A en juger par le nombre de voitures installées sur les stands et dans les allées du MWC2015, cette année semble démontrer que l‘industrie automobile accélère sur la mobilité…

En plus de quelques annonces dont Renault et Apple, et de leur effet recherché, des réflexions technologiques sérieuses sont engagées avec les opérateurs téléphoniques mobiles, à travers leur association GSMA, pour tenter de définir des standards qui permettraient d’unifier et élargir le marché… Par exemple les débats techniques autour de la SIM embarquée (embedded SIM) pour définir une norme permettant au constructeur automobile de proposer des voitures connectées dans tous les pays, une offre nécessairement indépendante de tel ou tel opérateur mobile dans tel ou tel pays, ont montré l’étendue des difficultés techniques (sécurité, authentification, autorisation distante) comme des difficultés d’intégration et de standardisation-réglementation posées. On sent une certaine maturité des réponses technologiques proposées.

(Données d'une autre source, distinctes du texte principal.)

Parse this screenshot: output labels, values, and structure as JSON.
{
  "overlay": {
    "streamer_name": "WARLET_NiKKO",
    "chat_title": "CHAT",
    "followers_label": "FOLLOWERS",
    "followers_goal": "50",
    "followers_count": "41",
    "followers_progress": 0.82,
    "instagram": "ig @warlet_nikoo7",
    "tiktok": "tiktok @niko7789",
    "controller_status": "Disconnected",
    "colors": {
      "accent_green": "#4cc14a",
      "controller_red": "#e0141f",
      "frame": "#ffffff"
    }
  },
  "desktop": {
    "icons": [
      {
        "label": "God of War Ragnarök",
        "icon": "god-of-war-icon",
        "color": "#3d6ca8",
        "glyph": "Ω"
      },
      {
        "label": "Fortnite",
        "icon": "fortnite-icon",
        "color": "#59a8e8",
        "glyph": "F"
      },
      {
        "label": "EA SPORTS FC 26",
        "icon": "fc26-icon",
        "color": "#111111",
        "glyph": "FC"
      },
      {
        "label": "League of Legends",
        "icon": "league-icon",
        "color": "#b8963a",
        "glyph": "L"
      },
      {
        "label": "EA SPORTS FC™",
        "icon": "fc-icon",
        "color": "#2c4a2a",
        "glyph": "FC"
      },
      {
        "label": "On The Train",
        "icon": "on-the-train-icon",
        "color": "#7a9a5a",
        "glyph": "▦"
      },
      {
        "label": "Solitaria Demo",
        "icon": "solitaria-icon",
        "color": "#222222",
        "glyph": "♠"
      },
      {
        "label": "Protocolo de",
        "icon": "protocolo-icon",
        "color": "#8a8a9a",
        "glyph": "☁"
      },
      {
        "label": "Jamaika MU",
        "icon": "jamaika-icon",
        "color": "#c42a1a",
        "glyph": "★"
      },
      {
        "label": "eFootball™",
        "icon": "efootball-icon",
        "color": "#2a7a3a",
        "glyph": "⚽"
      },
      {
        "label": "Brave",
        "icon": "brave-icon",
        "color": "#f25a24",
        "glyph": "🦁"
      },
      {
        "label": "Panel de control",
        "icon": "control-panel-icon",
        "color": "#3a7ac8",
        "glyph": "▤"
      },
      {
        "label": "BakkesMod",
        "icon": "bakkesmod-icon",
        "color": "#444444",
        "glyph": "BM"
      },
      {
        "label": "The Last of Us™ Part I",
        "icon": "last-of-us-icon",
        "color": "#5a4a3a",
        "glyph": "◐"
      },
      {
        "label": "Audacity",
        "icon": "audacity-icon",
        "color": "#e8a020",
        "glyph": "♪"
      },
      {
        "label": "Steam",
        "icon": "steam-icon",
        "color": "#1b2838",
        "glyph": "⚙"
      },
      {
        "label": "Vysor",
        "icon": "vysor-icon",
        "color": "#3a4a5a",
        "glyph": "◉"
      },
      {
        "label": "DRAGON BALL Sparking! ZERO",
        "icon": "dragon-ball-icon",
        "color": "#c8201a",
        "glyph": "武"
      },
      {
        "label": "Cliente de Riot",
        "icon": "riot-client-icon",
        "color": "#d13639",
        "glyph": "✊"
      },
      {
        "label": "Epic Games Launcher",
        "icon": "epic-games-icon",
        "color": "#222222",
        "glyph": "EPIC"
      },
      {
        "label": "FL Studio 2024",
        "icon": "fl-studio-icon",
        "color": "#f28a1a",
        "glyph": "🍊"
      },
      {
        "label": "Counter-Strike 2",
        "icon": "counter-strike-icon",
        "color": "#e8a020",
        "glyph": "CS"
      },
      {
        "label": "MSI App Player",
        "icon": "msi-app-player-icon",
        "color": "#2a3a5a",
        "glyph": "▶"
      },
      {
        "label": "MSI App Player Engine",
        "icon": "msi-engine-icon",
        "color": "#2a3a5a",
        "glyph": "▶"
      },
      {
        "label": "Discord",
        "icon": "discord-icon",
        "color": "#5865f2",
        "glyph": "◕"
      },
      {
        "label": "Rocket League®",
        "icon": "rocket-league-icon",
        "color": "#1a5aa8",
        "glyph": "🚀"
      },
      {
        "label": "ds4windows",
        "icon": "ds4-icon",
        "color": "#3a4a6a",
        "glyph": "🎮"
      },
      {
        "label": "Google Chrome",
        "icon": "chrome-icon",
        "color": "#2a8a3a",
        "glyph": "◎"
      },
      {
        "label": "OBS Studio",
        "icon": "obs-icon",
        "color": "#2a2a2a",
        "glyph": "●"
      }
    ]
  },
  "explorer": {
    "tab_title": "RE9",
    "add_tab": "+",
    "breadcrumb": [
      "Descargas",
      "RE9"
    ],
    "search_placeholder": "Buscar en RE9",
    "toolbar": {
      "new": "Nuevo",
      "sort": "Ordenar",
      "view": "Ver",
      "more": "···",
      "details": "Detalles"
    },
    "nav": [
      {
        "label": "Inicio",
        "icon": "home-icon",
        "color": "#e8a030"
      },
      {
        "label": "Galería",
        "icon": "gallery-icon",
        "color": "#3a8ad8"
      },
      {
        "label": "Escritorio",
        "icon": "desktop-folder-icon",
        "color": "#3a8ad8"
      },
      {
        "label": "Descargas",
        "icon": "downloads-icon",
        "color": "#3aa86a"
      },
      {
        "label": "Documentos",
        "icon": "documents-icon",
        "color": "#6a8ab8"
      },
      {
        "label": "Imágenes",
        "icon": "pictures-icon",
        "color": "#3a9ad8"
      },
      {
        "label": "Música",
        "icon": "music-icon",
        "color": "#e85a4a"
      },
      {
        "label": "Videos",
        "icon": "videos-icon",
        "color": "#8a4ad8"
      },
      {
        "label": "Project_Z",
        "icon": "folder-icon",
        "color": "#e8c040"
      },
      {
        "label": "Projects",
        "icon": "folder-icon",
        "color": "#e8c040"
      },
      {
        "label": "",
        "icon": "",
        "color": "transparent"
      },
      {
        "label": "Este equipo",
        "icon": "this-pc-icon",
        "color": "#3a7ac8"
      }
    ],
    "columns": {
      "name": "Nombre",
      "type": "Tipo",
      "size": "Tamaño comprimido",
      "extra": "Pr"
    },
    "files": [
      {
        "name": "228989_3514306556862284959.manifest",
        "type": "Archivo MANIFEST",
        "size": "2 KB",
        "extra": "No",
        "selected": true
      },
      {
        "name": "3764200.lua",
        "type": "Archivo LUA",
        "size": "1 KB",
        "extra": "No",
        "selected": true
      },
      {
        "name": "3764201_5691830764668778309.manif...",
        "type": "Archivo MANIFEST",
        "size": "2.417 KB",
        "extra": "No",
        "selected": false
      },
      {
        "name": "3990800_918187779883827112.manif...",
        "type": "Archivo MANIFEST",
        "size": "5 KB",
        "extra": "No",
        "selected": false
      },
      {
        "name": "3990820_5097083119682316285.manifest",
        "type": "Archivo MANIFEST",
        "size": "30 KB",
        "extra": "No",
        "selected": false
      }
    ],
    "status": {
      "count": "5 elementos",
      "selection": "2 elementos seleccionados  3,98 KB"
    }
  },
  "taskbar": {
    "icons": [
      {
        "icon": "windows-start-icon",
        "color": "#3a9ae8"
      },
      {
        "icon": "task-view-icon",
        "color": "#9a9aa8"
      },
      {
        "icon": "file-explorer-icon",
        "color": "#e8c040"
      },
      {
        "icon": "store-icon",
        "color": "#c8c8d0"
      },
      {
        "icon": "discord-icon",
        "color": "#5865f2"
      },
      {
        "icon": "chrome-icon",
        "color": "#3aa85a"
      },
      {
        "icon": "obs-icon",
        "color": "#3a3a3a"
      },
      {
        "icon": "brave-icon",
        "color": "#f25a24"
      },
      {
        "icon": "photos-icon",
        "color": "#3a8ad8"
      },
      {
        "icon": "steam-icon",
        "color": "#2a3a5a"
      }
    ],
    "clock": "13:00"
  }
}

Mais les problèmes ne sont pas que technologiques, ils sont aiguisés par la concurrence commerciale pour attirer et conserver le consommateur-conducteur-abonné mobile. Entre le constructeur automobile et l’opérateur mobile, lequel des deux apportera le plus de valeur, aux yeux du conducteur-abonné ? On voit ainsi pointer une concurrence nouvelle entre constructeur automobile et opérateur mobile. L’opérateur telecom par exemple souhaite défendre, jusque dans le véhicule, sa valeur ajoutée, et ne souhaite pas être interchangeable aux yeux du consommateur comme auprès du constructeur automobile… Le constructeur automobile ne souhaite pas devenir le fournisseur banalisé d’un objet de transport dont la connectivté et les nouveaux services perçus à haute valeur, seraient fournis par d’autres… Et il ne peut pas non plus, suivre le rythme effréné des mises à jour de l'industrie électronique...

Le compromis actuel est que la SIM embarquée, est soudée au véhicule, utilise le réseau d’un opérateur mobile choisi par le constructeur automobile et non par le client. C’est un compromis qui, au delà de son aspect pratique, arrangerait bien, on le voit, ces deux industries.

A moins que de nouveaux entrants, à la Tesla, Google ou Apple, alliés pour le coup aux fabricants de tablettes et équipementiers, ne viennent démolir ce compromis en proposant de passer par la SIM du conducteur, et ouvrir à tous les services et applications déjà développés dans le Cloud… 

Les grandes manoeuvres ne font que commencer... A suivre.